Improvements to post-marketing drug safety assessment are already occurring through innovations and advances in data mining, signal detection and signal validation methodology. Moreover other electronic monitoring systems are increasingly being combined with other electronic database sources which allow for further large-scale drug safety monitoring. An example is the EU-ADR computerized system which has recently being developed for signal detection that exploits clinical data across Europe. Researchers then apply a variety of text mining, epidemiological and computational techniques.
Interpretation of results from different methods for evaluation of drug safety should not be viewed in isolation because each approach is complementary as each method has differing aims, strengths and weaknesses. Indeed, clearer insight may be gained by comparing, where possible, the results from each type of analysis using principles recently outlined for understanding the causal relevance of biomarkers for disease risk.9 Importantly, the efficiency and versatility of the self-controlled case-series method suggest that [when correctly applied and conducted] this technique could develop as an important adjunct in drug safety assessment.
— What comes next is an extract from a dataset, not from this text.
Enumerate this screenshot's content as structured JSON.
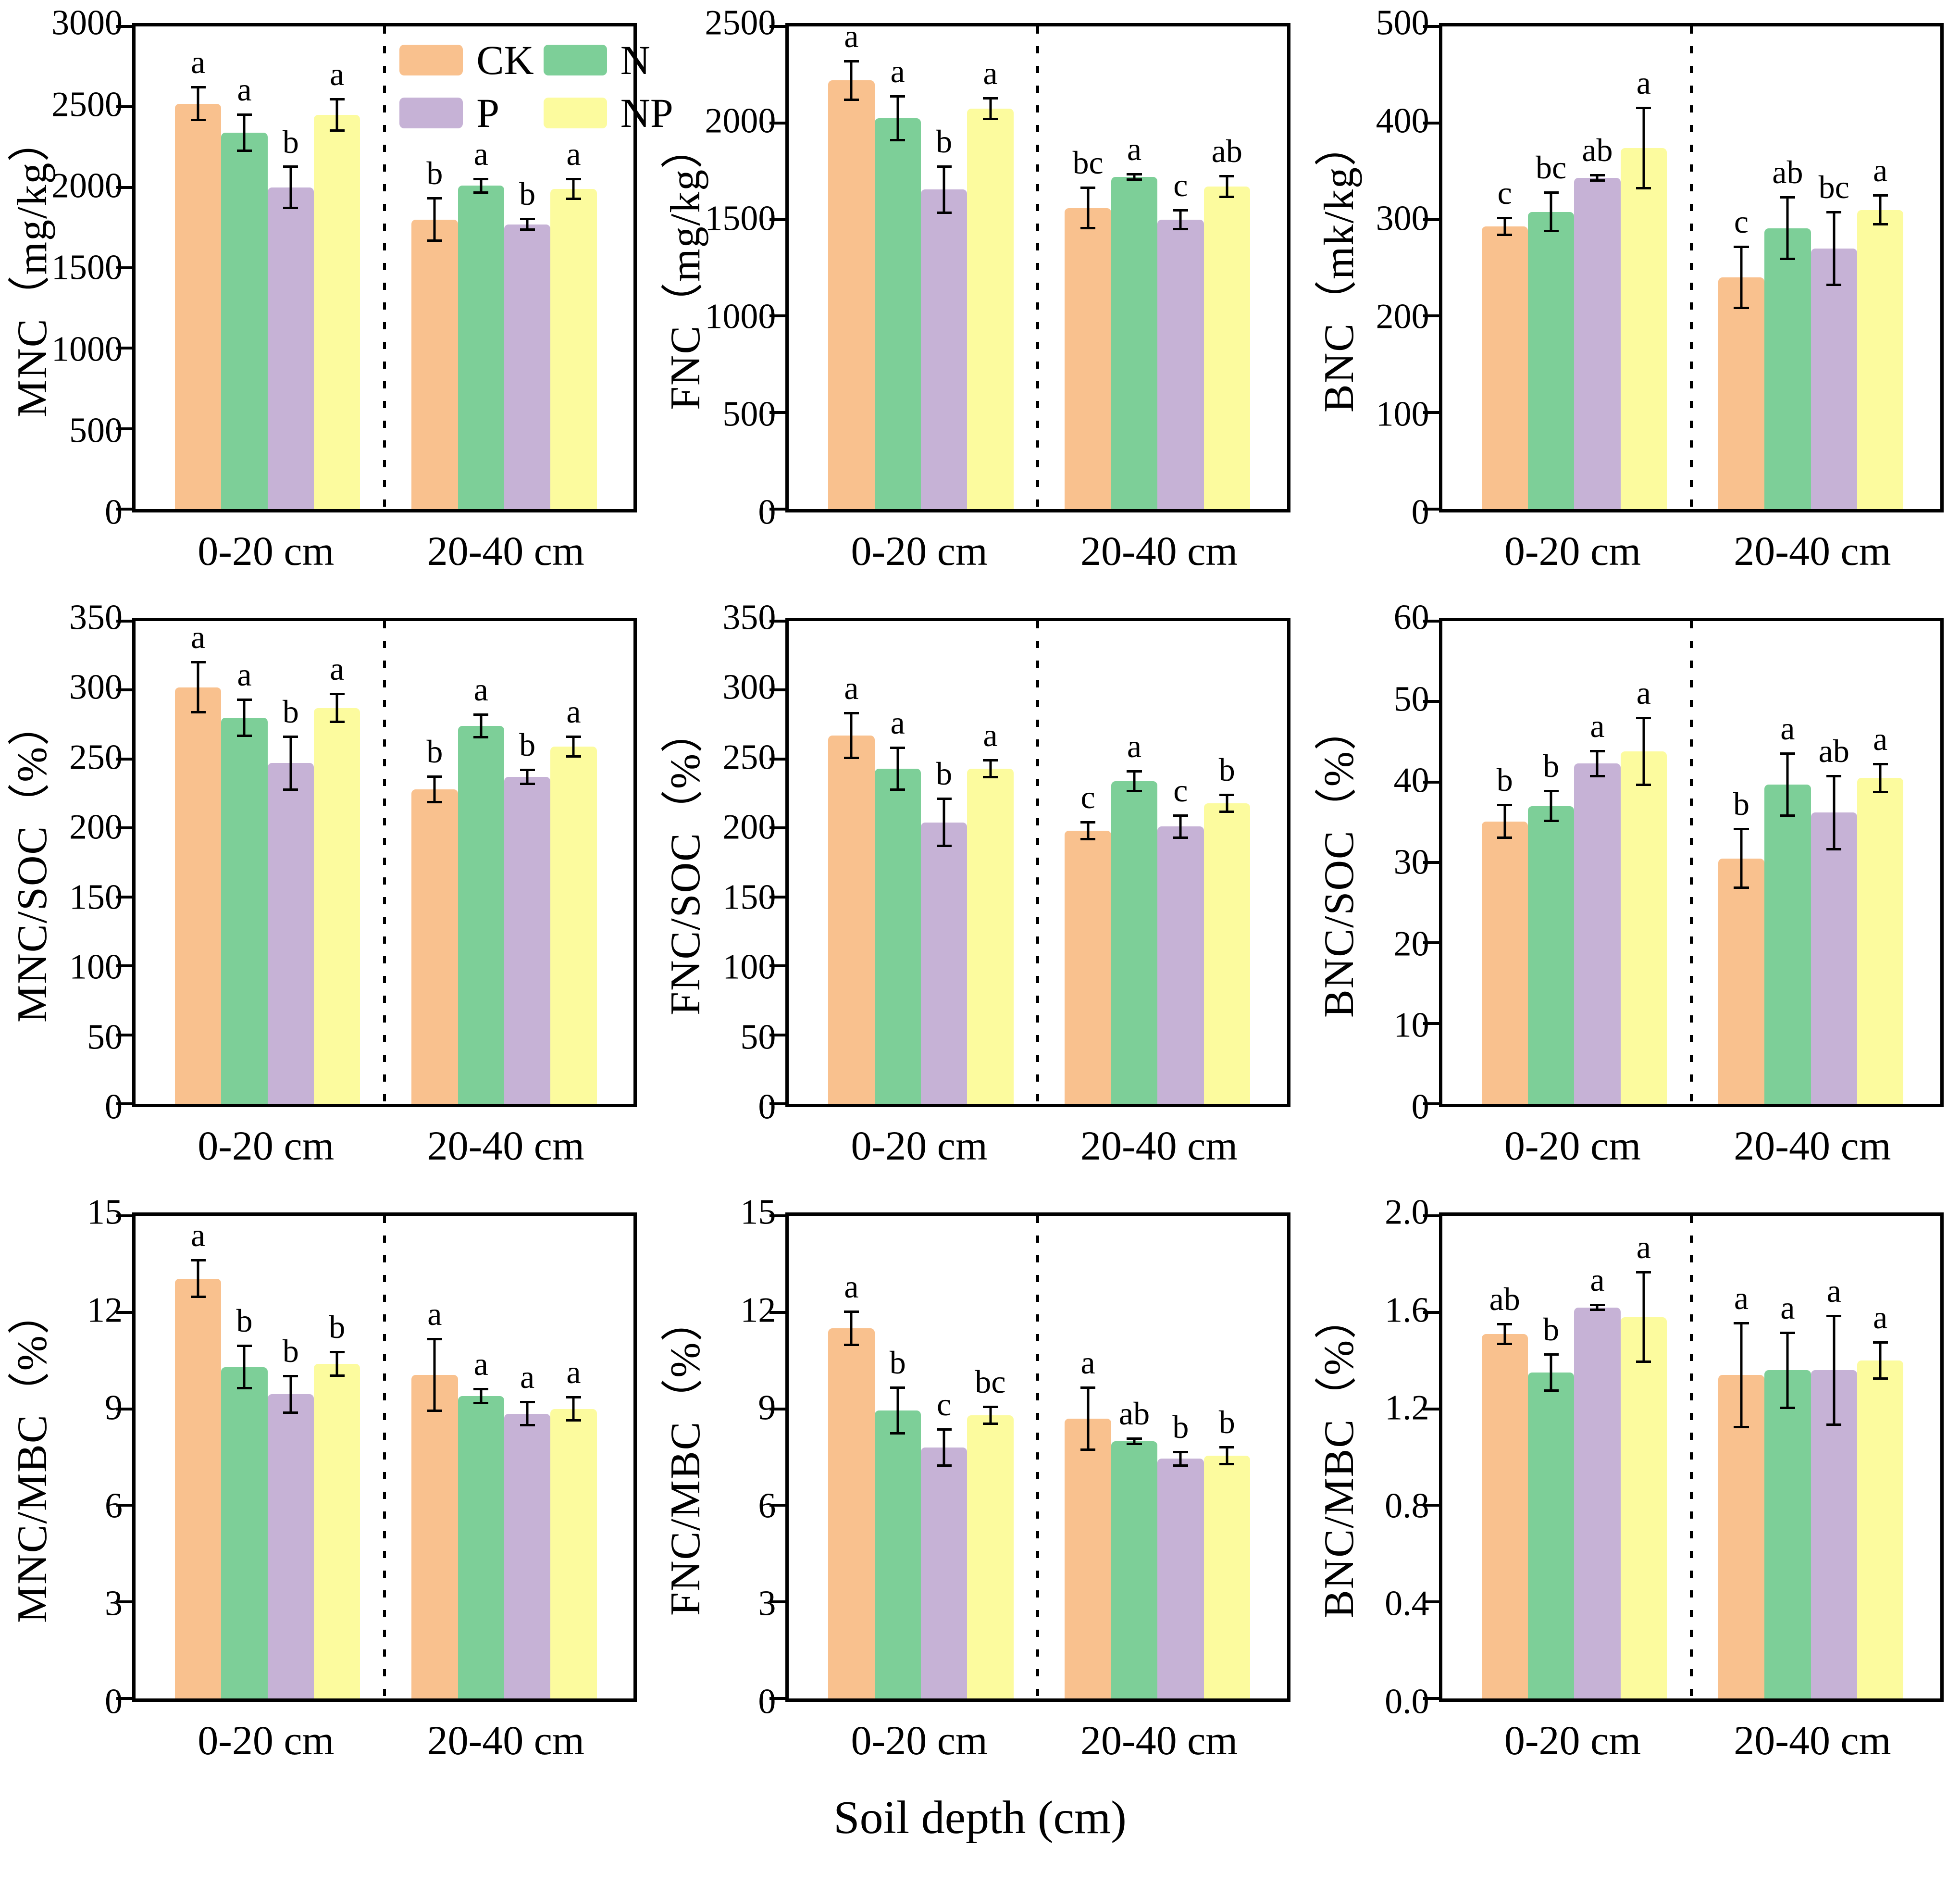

Post-marketing observational studies currently remain unregistered and can be analysed in myriad ways.10 Indeed, there is no way of knowing how many analyses are attempted before a particular result is reported Although regulatory authorities have increasingly required commitments to conduct post-marketing studies as a condition of approval, many of these commitments remain unmet.11 Most new drugs will subsequently require safety labelling changes as experience grows and new information emerges. For example, one in ten drugs are ultimately withdrawn or become retrospectively subject to warnings about serious or life-threatening adverse effects.12 We believe the evidence used in making these decisions could be further improved; a recent report showed most decisions to remove a drug from the market are based on data from animal studies and spontaneous reports rather than formal clinical studies.13 However as most pharmacoepidemiological studies require time, rescource and expertise, they may not always be considered necessary when the risk is considered high and safer alternatives are readily available. Utilisation of controlled case-only techniques (such as the self-controlled case series method) may facilitate an increase in the number of analyses that can be undertaken independently of the drug manufacturers. Finally, we also suggest that studies in relation to drug assessment should now all be registered in the same way as clinical trials.